We call the process of missionary fund-raising “deputation.” Deputation means “the act of appointing a deputy.”1 When a missionary comes to your church, the missionary is seeking to represent you as your deputy, serving in your place in another location. The function the missionary serves in that other location is to fulfill an obligation that belongs to you. What is that obligation? Jesus laid it on you when he said, “Go ye therefore, and teach all nations, baptizing them in the name of the Father, and of the Son, and of the Holy Ghost,” (Mt 28.19) and, more simply, “Go ye into all the world, and preach the gospel to every creature.” (Mk 16.15)
You have an obligation to the world – an obligation to preach the gospel. Since you can’t be everywhere, your obligation can be fulfilled by a deputy. That’s why we send missionaries. To fulfill our own function in another location, whether it be a church-planting ministry in our own nation or one in some foreign field. Our field is the world, we ought to be busy evangelizing our corner of the world and supporting evangelization in every corner of the world that we can.
Another way to think of missions is by the term “fellowship.” We use “fellowship” a lot in the Christian church. The Greek word for that is koinonia. It means more than just having a meal or having coffee with someone. Joseph Thayer defines it as “to come into communion or fellowship, to become a sharer, be made a partner.”2 No doubt there is the camaraderie that informs our English word “fellowship,” but the word in Greek includes especially the ideas of sharing in a common task, entering into a partnership with someone. It means participation with another person.

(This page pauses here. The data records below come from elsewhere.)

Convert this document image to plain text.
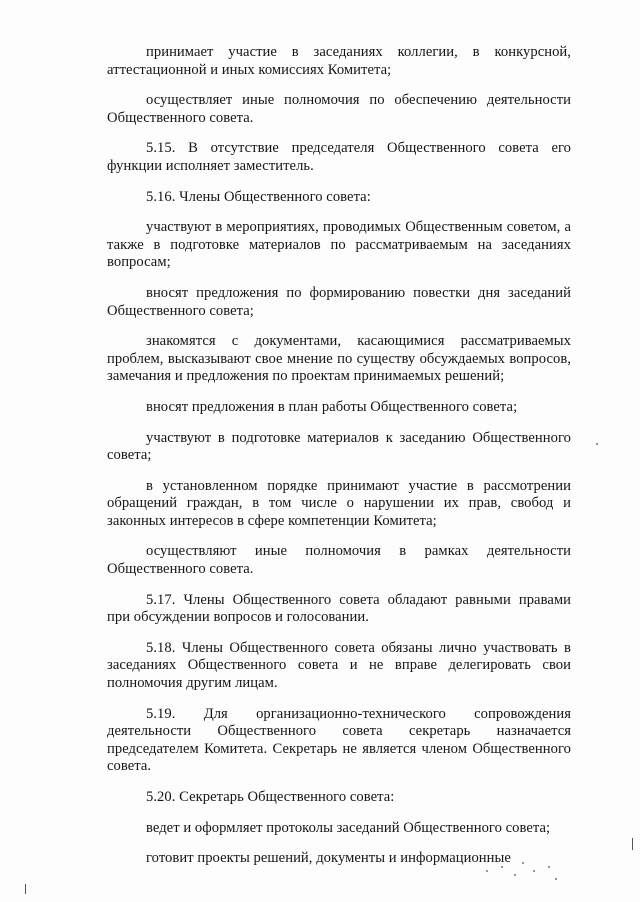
принимает участие в заседаниях коллегии, в конкурсной, аттестационной и иных комиссиях Комитета;

осуществляет иные полномочия по обеспечению деятельности Общественного совета.

5.15. В отсутствие председателя Общественного совета его функции исполняет заместитель.

5.16. Члены Общественного совета:

участвуют в мероприятиях, проводимых Общественным советом, а также в подготовке материалов по рассматриваемым на заседаниях вопросам;

вносят предложения по формированию повестки дня заседаний Общественного совета;

знакомятся с документами, касающимися рассматриваемых проблем, высказывают свое мнение по существу обсуждаемых вопросов, замечания и предложения по проектам принимаемых решений;

вносят предложения в план работы Общественного совета;

участвуют в подготовке материалов к заседанию Общественного совета;

в установленном порядке принимают участие в рассмотрении обращений граждан, в том числе о нарушении их прав, свобод и законных интересов в сфере компетенции Комитета;

осуществляют иные полномочия в рамках деятельности Общественного совета.

5.17. Члены Общественного совета обладают равными правами при обсуждении вопросов и голосовании.

5.18. Члены Общественного совета обязаны лично участвовать в заседаниях Общественного совета и не вправе делегировать свои полномочия другим лицам.

5.19. Для организационно-технического сопровождения деятельности Общественного совета секретарь назначается председателем Комитета. Секретарь не является членом Общественного совета.

5.20. Секретарь Общественного совета:

ведет и оформляет протоколы заседаний Общественного совета;

готовит проекты решений, документы и информационные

Paul uses the verb form of this word in his epistle to the Philippians, where he says, “Now ye Philippians know also, that in the beginning of the gospel, when I departed from Macedonia, no church communicated with me as concerning giving and receiving, but ye only.” (4.15) By communication, he means money, as he goes on to say in v. 16: “for even in Thessalonica you sent a gift more than once for my needs.” It is no wonder that he thanks God “For your fellowship in the gospel from the first day until now.” (Phil 1.5) Paul saw the Philippians as partners in the ministry who participated with him in the work by means of sharing money the “representation of their life energy” as I heard one wag call it.
When you support a missionary through the local church, your local giving (representing the fruit of your own life energy, your labour at work) sustains the life and work of your missionary deputy who fulfills your obligations somewhere else in the world.
You may not think of yourself as especially gifted at evangelism. You may not be! But you should evangelize. And you should support the work of evangelists (missionaries) elsewhere who can work with you for fruit to redound to your account. It is all one mission, our Lord’s mission, and we are all labourers together in the one mission field, the world.
Deputation among independent Baptists is a long and arduous process. There are a lot of reasons for that. One is that there aren’t enough independent Baptists! Another is related to the relative economic strength of our independent Baptist churches. It is no matter. The resources are God’s. If we will pool our loaves and fishes, He can multiply those resources in a way as only He is able. If you will give, God will make your resources go around the world, fulfilling God’s great mission.
While the process we follow is cumbersome in some ways, good independent Baptist churches try to keep missions close to their hearts, and to especially keep their missionaries close to their hearts. I hope that you take the time to get to know your missionaries, to read their letters and join with them in regular prayer for their missions.
Don Johnson is the pastor of Grace Baptist Church of Victoria, Victoria, BC, Canada. He was also formerly a missionary appointee under Baptist World Mission and is grateful for many ministry partners who enabled over thirty years of ministry (and counting) to reach souls in Victoria.